Parce que nous ne voulons plus de la vie telle qu’elle est, parce que nous ne voulons plus du mensonge et de l’ignorance, parce que nous ne voulons plus de la souffrance et de l’inconscience, parce que nous ne voulons plus du désordre et de la mauvaise volonté, parce que Sri Aurobindo est venu nous dire: «Il n’est pas nécessaire de quitter la terre pour trouver la Vérité, il n’est pas nécessaire de quitter la vie pour trouver son âme, il n’est pas nécessaire d’abandonner le monde ni d’avoir des croyances limitées pour entrer en relation avec le Divin. Le Divin est partout, en toute chose, et s’Il est caché... c’est que nous ne nous donnons pas la peine de Le découvrir.»

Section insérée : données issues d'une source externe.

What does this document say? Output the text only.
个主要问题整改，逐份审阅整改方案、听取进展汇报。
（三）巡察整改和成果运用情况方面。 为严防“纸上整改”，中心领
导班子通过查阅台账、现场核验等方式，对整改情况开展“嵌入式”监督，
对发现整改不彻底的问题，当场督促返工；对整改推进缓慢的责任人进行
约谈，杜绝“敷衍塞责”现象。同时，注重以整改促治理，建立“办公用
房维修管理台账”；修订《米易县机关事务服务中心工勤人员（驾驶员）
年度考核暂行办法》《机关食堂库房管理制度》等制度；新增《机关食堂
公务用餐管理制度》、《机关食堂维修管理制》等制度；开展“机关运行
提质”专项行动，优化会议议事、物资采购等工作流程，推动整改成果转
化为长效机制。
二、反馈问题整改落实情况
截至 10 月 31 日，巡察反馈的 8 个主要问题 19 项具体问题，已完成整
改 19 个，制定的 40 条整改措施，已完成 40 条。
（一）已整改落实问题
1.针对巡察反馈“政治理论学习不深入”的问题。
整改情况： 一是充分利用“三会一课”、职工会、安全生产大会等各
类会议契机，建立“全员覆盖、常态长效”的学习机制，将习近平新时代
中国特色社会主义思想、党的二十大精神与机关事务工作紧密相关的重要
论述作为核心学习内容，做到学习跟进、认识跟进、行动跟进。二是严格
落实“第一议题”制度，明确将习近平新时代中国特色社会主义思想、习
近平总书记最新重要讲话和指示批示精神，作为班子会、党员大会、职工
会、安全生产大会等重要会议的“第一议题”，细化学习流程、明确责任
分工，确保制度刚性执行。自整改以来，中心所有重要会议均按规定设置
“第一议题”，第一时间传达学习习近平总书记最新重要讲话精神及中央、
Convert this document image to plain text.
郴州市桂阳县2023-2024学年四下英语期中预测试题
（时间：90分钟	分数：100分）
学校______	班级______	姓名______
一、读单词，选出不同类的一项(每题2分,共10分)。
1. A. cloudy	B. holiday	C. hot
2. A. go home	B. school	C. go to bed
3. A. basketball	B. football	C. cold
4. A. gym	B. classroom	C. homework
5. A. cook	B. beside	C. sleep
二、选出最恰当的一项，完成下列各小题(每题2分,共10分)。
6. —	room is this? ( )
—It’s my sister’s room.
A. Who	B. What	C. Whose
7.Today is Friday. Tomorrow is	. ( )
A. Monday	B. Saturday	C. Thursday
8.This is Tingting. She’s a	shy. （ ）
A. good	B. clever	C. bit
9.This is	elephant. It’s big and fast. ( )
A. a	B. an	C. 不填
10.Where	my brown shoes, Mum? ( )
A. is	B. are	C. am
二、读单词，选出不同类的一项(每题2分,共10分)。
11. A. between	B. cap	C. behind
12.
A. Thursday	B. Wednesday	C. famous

Nous pouvons, simplement par une aspiration sincère, ouvrir une porte scellée en nous et trouver... ce Quelque Chose qui changera toute la signification de la vie, qui répondra à toutes nos questions, qui résoudra tous les problèmes, et qui nous mènera vers cette perfection à laquelle nous aspirons sans le savoir, à cette Réalité qui seule peut nous satisfaire et nous donner une joie, un équilibre, une force, une vie durables.

Tout cela, vous l’avez entendu bien des fois.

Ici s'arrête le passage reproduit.